Modern-day Tehran tumbles out of the Elburz mountains like an unspooling roll of chimerical fabric. It starts out fresh and clean but as its splendor runs out, it becomes dustier and more frayed at the edges as it loses altitude and peters out on the doorstep of Kavir, the Great Salt Desert. In a question of 30kms the metropolis plunges 600m down from the modern, wealthy mountain heights in the north, through the dense smog that perennially chokes the megacity and then fades into the humbler, haphazard developments and villages it has swallowed up along the fringes of the desert.
In one of these towns, now engulfed by the
metastasizing capital, still stands the ancient caravanserai stop of Rayy. A
place where a young Italian named Marco Polo just might have passed through in
the XIII century enroute with his destiny with the great Mongol Emperor Kublai
Khan.
Further along the Silk Road in Saveh (or Kashan
depending on your transliteration), the Genovese youngster encountered a square
building housing three sepultures, each boasting an unblemished corpse complete
with hipster beards and stylized hair. He asked around but no one was able to
tell him who these incorruptible Methuselah were.
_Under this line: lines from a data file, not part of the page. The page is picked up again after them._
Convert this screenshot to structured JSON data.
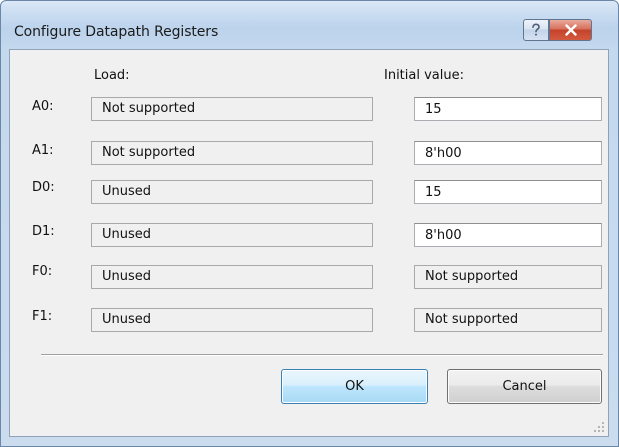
{
  "window": {
    "title": "Configure Datapath Registers",
    "help_icon": "help-question-icon",
    "close_icon": "close-x-icon"
  },
  "columns": {
    "load": "Load:",
    "initial": "Initial value:"
  },
  "rows": [
    {
      "label": "A0:",
      "load": "Not supported",
      "initial": "15",
      "initial_editable": true
    },
    {
      "label": "A1:",
      "load": "Not supported",
      "initial": "8'h00",
      "initial_editable": true
    },
    {
      "label": "D0:",
      "load": "Unused",
      "initial": "15",
      "initial_editable": true
    },
    {
      "label": "D1:",
      "load": "Unused",
      "initial": "8'h00",
      "initial_editable": true
    },
    {
      "label": "F0:",
      "load": "Unused",
      "initial": "Not supported",
      "initial_editable": false
    },
    {
      "label": "F1:",
      "load": "Unused",
      "initial": "Not supported",
      "initial_editable": false
    }
  ],
  "buttons": {
    "ok": "OK",
    "cancel": "Cancel"
  },
  "colors": {
    "close_button": "#c4432a",
    "default_button_border": "#3c7fb1",
    "dialog_background": "#f0f0f0"
  }
}
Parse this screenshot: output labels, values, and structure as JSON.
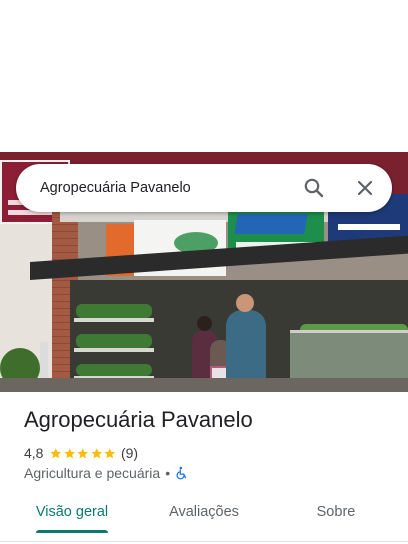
{
  "search": {
    "query": "Agropecuária Pavanelo"
  },
  "place": {
    "name": "Agropecuária Pavanelo",
    "rating": "4,8",
    "stars": 5,
    "review_count": "(9)",
    "category": "Agricultura e pecuária",
    "separator": "•"
  },
  "tabs": [
    {
      "label": "Visão geral",
      "active": true
    },
    {
      "label": "Avaliações",
      "active": false
    },
    {
      "label": "Sobre",
      "active": false
    }
  ],
  "colors": {
    "accent": "#0b7a6e",
    "star": "#fbbc04",
    "wheelchair": "#1a73e8"
  },
  "icons": {
    "search": "search-icon",
    "close": "close-icon",
    "star": "star-icon",
    "accessibility": "wheelchair-icon"
  }
}
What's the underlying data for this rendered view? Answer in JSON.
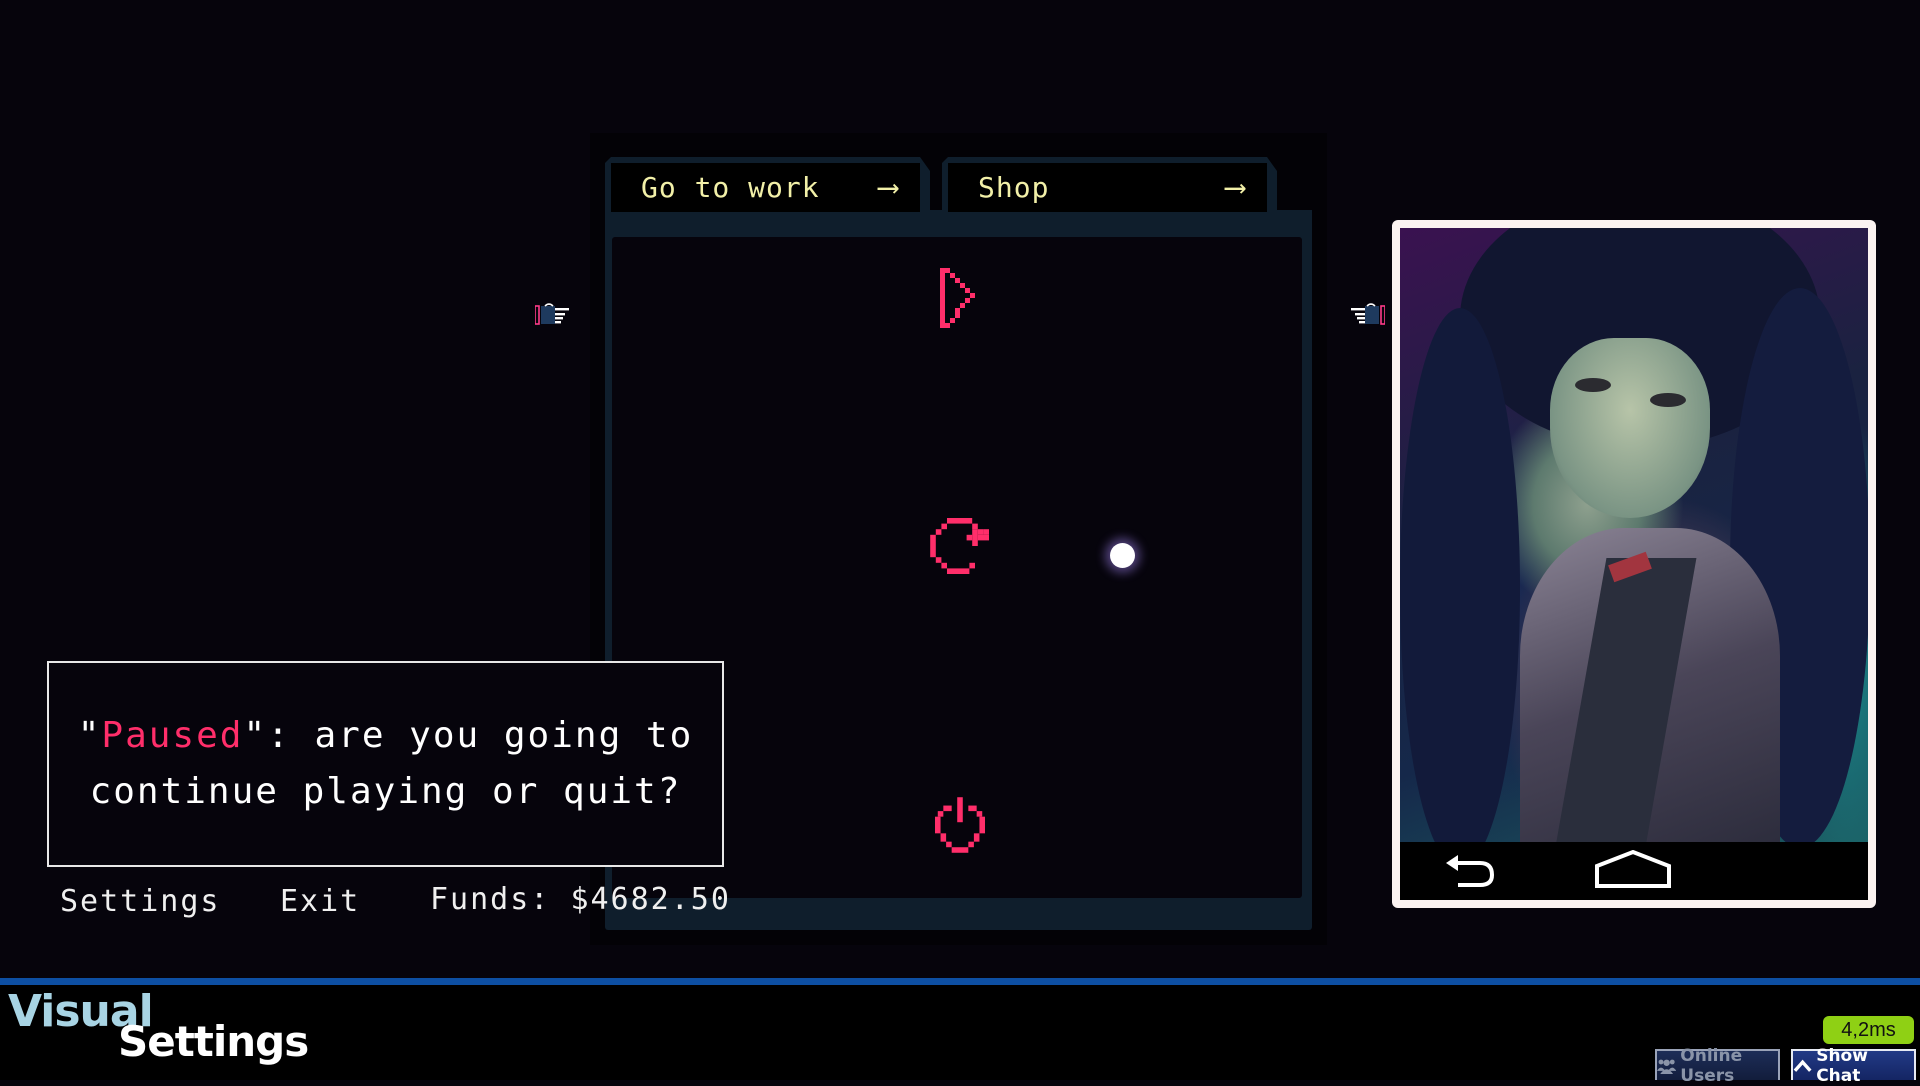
{
  "colors": {
    "accent_pink": "#ff2e6a",
    "tab_text": "#f2f0a8",
    "panel_teal": "#0f1e2c",
    "bottom_blue": "#0d4fa3",
    "ping_green": "#8fd014"
  },
  "tabs": [
    {
      "label": "Go to work",
      "arrow": "⟶"
    },
    {
      "label": "Shop",
      "arrow": "⟶"
    }
  ],
  "center_menu": {
    "icons": [
      "play-icon",
      "restart-icon",
      "power-icon"
    ]
  },
  "cursor": {
    "icon": "glowing-dot-cursor"
  },
  "pointers": {
    "left": "pointing-hand-right-icon",
    "right": "pointing-hand-left-icon"
  },
  "dialog": {
    "open_quote": "\"",
    "highlight": "Paused",
    "close_quote_colon": "\":",
    "line1_rest": " are you going to",
    "line2": "continue playing or quit?"
  },
  "footer_menu": {
    "settings": "Settings",
    "exit": "Exit",
    "funds_label": "Funds:",
    "funds_value": "$4682.50"
  },
  "phone": {
    "image": "anime-girl-portrait",
    "nav": [
      "back-icon",
      "home-icon"
    ]
  },
  "overlay": {
    "title_line1": "Visual",
    "title_line2": "Settings",
    "ping": "4,2ms",
    "online_users": "Online Users",
    "show_chat": "Show Chat"
  }
}
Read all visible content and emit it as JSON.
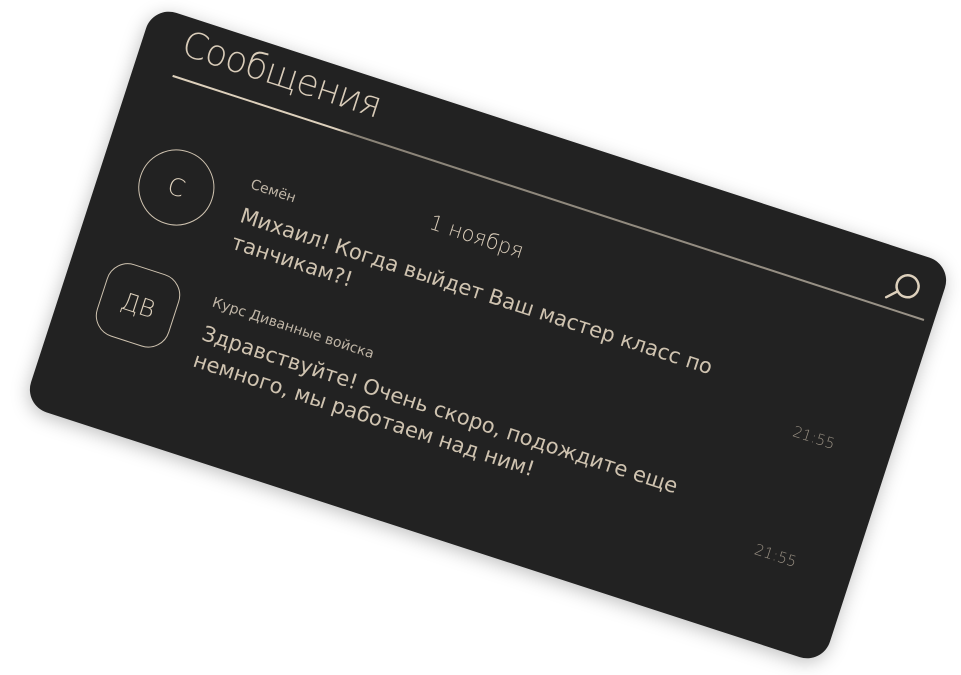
{
  "header": {
    "title": "Сообщения"
  },
  "date_divider": "1 ноября",
  "messages": [
    {
      "avatar_initials": "С",
      "sender": "Семён",
      "text": "Михаил! Когда выйдет Ваш мастер класс по танчикам?!",
      "time": "21:55"
    },
    {
      "avatar_initials": "ДВ",
      "sender": "Курс Диванные войска",
      "text": "Здравствуйте! Очень скоро, подождите еще немного, мы работаем над ним!",
      "time": "21:55"
    }
  ],
  "icons": {
    "search": "search-icon"
  },
  "colors": {
    "card_background": "#222222",
    "accent": "#d9ccb9",
    "page_background": "#ffffff"
  }
}
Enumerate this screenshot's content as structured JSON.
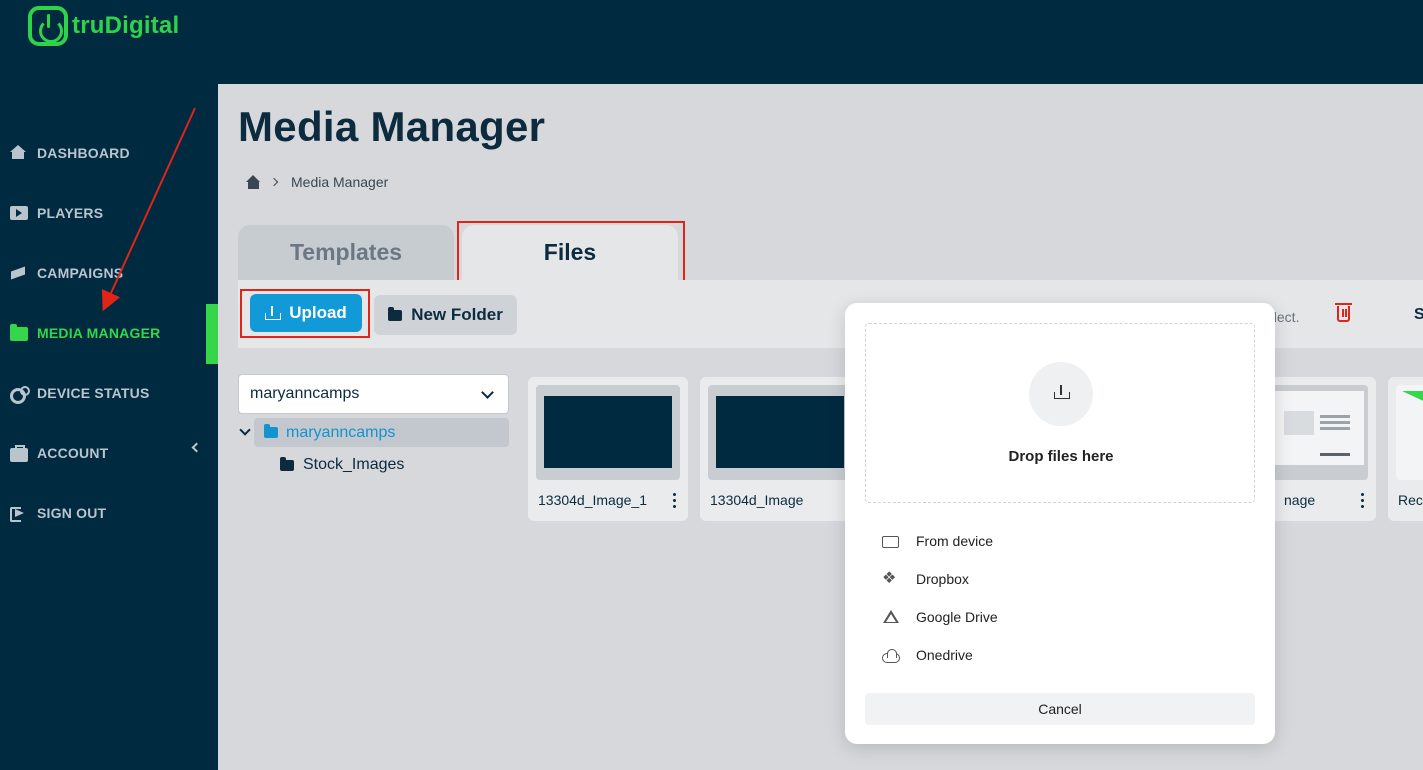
{
  "brand": {
    "name": "truDigital",
    "color": "#2fd34a"
  },
  "sidebar": {
    "items": [
      {
        "label": "DASHBOARD",
        "icon": "home-icon"
      },
      {
        "label": "PLAYERS",
        "icon": "play-icon"
      },
      {
        "label": "CAMPAIGNS",
        "icon": "megaphone-icon"
      },
      {
        "label": "MEDIA MANAGER",
        "icon": "folder-icon",
        "active": true
      },
      {
        "label": "DEVICE STATUS",
        "icon": "gears-icon"
      },
      {
        "label": "ACCOUNT",
        "icon": "briefcase-icon"
      },
      {
        "label": "SIGN OUT",
        "icon": "sign-out-icon"
      }
    ]
  },
  "page": {
    "title": "Media Manager",
    "breadcrumb": "Media Manager"
  },
  "tabs": {
    "templates": "Templates",
    "files": "Files"
  },
  "toolbar": {
    "upload_label": "Upload",
    "new_folder_label": "New Folder",
    "select_hint": "elect.",
    "overflow_text": "S"
  },
  "folders": {
    "selected": "maryanncamps",
    "root": "maryanncamps",
    "children": [
      "Stock_Images"
    ]
  },
  "media": [
    {
      "name": "13304d_Image_1"
    },
    {
      "name": "13304d_Image"
    },
    {
      "name": "nage"
    },
    {
      "name": "Rec"
    }
  ],
  "upload_modal": {
    "drop_text": "Drop files here",
    "sources": [
      "From device",
      "Dropbox",
      "Google Drive",
      "Onedrive"
    ],
    "cancel_label": "Cancel"
  },
  "colors": {
    "nav_bg": "#002a40",
    "accent_green": "#35d649",
    "upload_blue": "#1299d8",
    "annotation_red": "#e02418"
  }
}
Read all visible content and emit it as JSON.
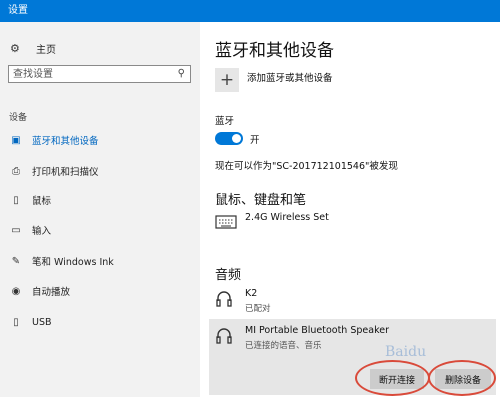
{
  "window": {
    "title": "设置"
  },
  "sidebar": {
    "home_label": "主页",
    "search_placeholder": "查找设置",
    "section_label": "设备",
    "items": [
      {
        "label": "蓝牙和其他设备",
        "icon": "bluetooth-devices-icon",
        "active": true
      },
      {
        "label": "打印机和扫描仪",
        "icon": "printer-icon"
      },
      {
        "label": "鼠标",
        "icon": "mouse-icon"
      },
      {
        "label": "输入",
        "icon": "keyboard-icon"
      },
      {
        "label": "笔和 Windows Ink",
        "icon": "pen-icon"
      },
      {
        "label": "自动播放",
        "icon": "autoplay-icon"
      },
      {
        "label": "USB",
        "icon": "usb-icon"
      }
    ]
  },
  "main": {
    "title": "蓝牙和其他设备",
    "add_device_label": "添加蓝牙或其他设备",
    "bluetooth": {
      "label": "蓝牙",
      "toggle_state": "开",
      "discoverable_text": "现在可以作为\"SC-201712101546\"被发现"
    },
    "mouse_keyboard_section": {
      "title": "鼠标、键盘和笔",
      "devices": [
        {
          "name": "2.4G Wireless Set",
          "icon": "keyboard-icon"
        }
      ]
    },
    "audio_section": {
      "title": "音频",
      "devices": [
        {
          "name": "K2",
          "status": "已配对",
          "icon": "headphones-icon"
        },
        {
          "name": "MI Portable Bluetooth Speaker",
          "status": "已连接的语音、音乐",
          "icon": "headphones-icon"
        }
      ],
      "disconnect_label": "断开连接",
      "remove_label": "删除设备"
    }
  },
  "colors": {
    "accent": "#0078d7",
    "annotation": "#d94a3a"
  },
  "watermark_text": "Baidu"
}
It was another three-day journey until he found out
that they were three ‘kings’ who had set out from the East to worship a prophet
in Judea. With them they carried the classical bling of the day, Gold,
Frankincense, and Myrrh. These gifts were in fact chosen to ascertain whether
the prophet was a God, an earthly King, or a Physician. If he took the Gold,
then he would be your typical Bourbon or Windsor, that is to say an earthly
king. If he fancied the Incense he was a God and if he was after the mysterious
Myrrh he was a Healer.
After conferring with Herod, these magi finally found
the baby prophet. The youngest went in first and found the child apparently
just like himself. The middle one entered next, and like the first, he found
the prophet seemingly of his own age. Lastly, the eldest went in and wouldn’t
you know it, the same happened to him. To clear up this circus trick they
agreed to go in together and to their surprise found a baby that was just
thirteen days old. Amazed by the miracle, they presented their gifts and in a truly
trinitarian move, the child took all three. In return, the child gave them a
small, closed box.
We know curiosity kills cats, and the same might be
said for camels. The three kings couldn’t wait to get home to open the box and
when they finally did, they only found a small stone. In their disappointment,
they tossed the stone into a well only to be surprised by a flame bursting up
and creating the everlasting light that would become the foundation of another
of the monotheistic faiths, Zoroastrianism.
With so many of its followers xenophobically insisting
on their faith being the basis of the West, Polo’s account serves as just
another reminder that Christianity was not only born in the near East but once
looked further in that direction in its foundational stories.